O número de casas abandonadas e à venda na travessa Correntinos, no bairro do Tremembé, costuma aumentar logo após a temporada de chuvas a cada ano. O movimento de moradores nessa parte da zona norte de São Paulo é contínuo e seu principal problema, perene: qualquer chuva forte é suficiente para, em pouco mais de meia hora, deixar o asfalto e a calçada completamente alagados.

Logo após uma grande enchente em 2006, o administrador de redes Marcos Carmona, de 55 anos, sentou na calçada da Correntinos e chorou. A água invadiu sua casa e estragou dez computadores de clientes que valiam, à época, cerca de R$ 30 mil ao todo. Teve de fazer um empréstimo para cobrir o prejuízo. Nos 20 anos que mora ali, Marcos já teve o carro arrastado pela enxurrada três vezes.

“Eu sentei aqui e chorei igual criança”, ele conta. “Toda a água se concentra aqui, que é o ponto mais baixo, o rio é aqui embaixo. Vira uma piscina mesmo, vem peixe, vem tartaruga.”

O advogado Fábio Tommasi de Carvalho, de 60 anos, calcula que deve ter gastado, em reparos, o triplo do valor da sua casa. Morador da rua desde criança, ele lembra que antes da expansão urbana ao lado da serra da Cantareira, a chuva formava ali um pequeno espelho d’água. Com o asfalto e as calçadas de concreto, passou a se acumular água em maior volume e mais rapidamente.
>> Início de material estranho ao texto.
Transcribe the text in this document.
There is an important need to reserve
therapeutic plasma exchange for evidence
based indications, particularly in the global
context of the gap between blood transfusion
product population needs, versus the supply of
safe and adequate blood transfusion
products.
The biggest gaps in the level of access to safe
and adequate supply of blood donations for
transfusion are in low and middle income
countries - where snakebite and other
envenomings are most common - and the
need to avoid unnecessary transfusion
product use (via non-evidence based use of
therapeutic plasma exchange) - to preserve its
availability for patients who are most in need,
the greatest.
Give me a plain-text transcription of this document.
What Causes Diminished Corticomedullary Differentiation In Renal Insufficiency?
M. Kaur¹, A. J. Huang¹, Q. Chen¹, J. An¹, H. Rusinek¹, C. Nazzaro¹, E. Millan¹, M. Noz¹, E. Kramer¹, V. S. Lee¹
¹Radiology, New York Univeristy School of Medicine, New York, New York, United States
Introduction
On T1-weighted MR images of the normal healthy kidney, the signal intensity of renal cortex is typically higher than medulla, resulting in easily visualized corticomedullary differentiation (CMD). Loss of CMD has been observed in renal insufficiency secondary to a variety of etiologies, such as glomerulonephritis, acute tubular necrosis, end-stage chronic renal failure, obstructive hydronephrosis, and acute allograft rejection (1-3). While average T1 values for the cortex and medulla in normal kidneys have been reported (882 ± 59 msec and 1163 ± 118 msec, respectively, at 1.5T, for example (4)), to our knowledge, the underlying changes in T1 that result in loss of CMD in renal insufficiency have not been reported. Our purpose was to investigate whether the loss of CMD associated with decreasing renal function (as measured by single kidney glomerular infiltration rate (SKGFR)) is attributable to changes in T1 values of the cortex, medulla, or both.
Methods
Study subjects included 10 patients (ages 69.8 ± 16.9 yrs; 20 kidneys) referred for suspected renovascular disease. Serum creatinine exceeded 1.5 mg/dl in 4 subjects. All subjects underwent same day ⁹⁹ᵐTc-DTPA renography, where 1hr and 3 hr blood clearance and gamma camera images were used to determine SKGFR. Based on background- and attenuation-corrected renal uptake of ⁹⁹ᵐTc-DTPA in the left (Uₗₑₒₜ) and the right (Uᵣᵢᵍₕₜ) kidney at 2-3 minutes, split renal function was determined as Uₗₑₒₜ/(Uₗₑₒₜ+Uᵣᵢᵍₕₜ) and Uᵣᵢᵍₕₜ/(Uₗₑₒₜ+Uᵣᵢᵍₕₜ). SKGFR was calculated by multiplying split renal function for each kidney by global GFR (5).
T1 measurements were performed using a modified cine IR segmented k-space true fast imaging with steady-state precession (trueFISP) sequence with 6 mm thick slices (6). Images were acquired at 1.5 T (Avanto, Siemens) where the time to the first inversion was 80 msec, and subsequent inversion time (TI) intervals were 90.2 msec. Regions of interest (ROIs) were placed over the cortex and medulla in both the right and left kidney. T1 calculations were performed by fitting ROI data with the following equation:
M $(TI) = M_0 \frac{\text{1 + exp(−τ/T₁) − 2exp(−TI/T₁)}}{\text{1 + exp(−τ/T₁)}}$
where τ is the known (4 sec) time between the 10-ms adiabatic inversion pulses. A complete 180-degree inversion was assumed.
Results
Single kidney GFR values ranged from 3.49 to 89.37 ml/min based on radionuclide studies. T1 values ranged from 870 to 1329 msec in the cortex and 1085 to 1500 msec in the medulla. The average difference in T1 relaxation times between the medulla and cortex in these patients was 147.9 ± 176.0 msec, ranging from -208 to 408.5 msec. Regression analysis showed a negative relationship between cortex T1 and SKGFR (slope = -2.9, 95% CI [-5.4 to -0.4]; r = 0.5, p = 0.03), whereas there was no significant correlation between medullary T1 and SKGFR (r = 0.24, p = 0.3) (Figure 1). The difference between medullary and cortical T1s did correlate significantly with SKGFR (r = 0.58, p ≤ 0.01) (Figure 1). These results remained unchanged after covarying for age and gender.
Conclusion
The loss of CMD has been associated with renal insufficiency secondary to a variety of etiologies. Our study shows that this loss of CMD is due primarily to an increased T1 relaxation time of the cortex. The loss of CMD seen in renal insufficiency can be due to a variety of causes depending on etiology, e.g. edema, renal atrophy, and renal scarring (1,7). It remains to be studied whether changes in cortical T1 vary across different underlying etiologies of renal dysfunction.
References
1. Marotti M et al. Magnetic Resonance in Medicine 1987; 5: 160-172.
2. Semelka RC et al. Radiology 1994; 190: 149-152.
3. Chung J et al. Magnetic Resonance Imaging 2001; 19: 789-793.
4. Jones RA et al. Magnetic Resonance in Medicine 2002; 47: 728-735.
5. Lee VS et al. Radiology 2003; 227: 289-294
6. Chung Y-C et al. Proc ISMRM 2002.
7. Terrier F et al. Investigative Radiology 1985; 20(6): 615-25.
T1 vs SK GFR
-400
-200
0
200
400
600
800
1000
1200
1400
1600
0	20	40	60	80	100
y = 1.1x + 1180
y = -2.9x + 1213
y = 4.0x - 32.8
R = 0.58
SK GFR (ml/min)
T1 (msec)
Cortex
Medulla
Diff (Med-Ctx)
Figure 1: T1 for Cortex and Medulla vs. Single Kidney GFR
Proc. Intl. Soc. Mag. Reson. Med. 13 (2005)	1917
Fábio conta que não foram raras as vezes em que ficou limpando o estrago de uma enchente até a madrugada para, no dia seguinte, uma nova chuva trazer a lama novamente. “É uma degradação psicológica”, ele resume. “O cidadão traz para si a obrigação que é do Estado, e não tem como vencer.”

Imirim

No bairro do Imirim, também na zona norte, uma das maiores enchentes na região em décadas deixou um rastro de estragos. Levados pela enxurrada, três carros ficaram empilhados em um córrego que inunda rotineiramente no verão.

Parte do problema é o lixo acumulado acima do córrego, que foi canalizado e coberto por concreto. Moradores instalaram uma grade por conta própria para impedir o descarte irregular de lixo.

“Se você deixar aberto, vira ponto de entulho”, diz o professor Carlos Rodrigo de Almeida, que visita a casa dos avós, ao lado do córrego, há 28 anos. “Depois que fez isso aqui, não tem mais cama, sofá, colchão.”

A um quarteirão de distância, alguns moradores acumulam nas garagens os eletrodomésticos estragados pela inundação. A diarista Maria Luciene, de 54 anos, mudou-se para o bairro há um ano para ficar mais próxima da família. Depois da enchente, porém, pensa em voltar para a favela onde vivia, na zona norte. O carro foi invadido pela água e já não funciona, as paredes perderam o reboco, e ela vive com medo de uma acordar e ver os móveis levados pela chuva novamente.

“Agora, a cada hora que o céu fica assim, nublado, você já começa a pensar”, diz Maria. “Imagina acordar boiando?”

As informações são do jornal O Estado de S. Paulo.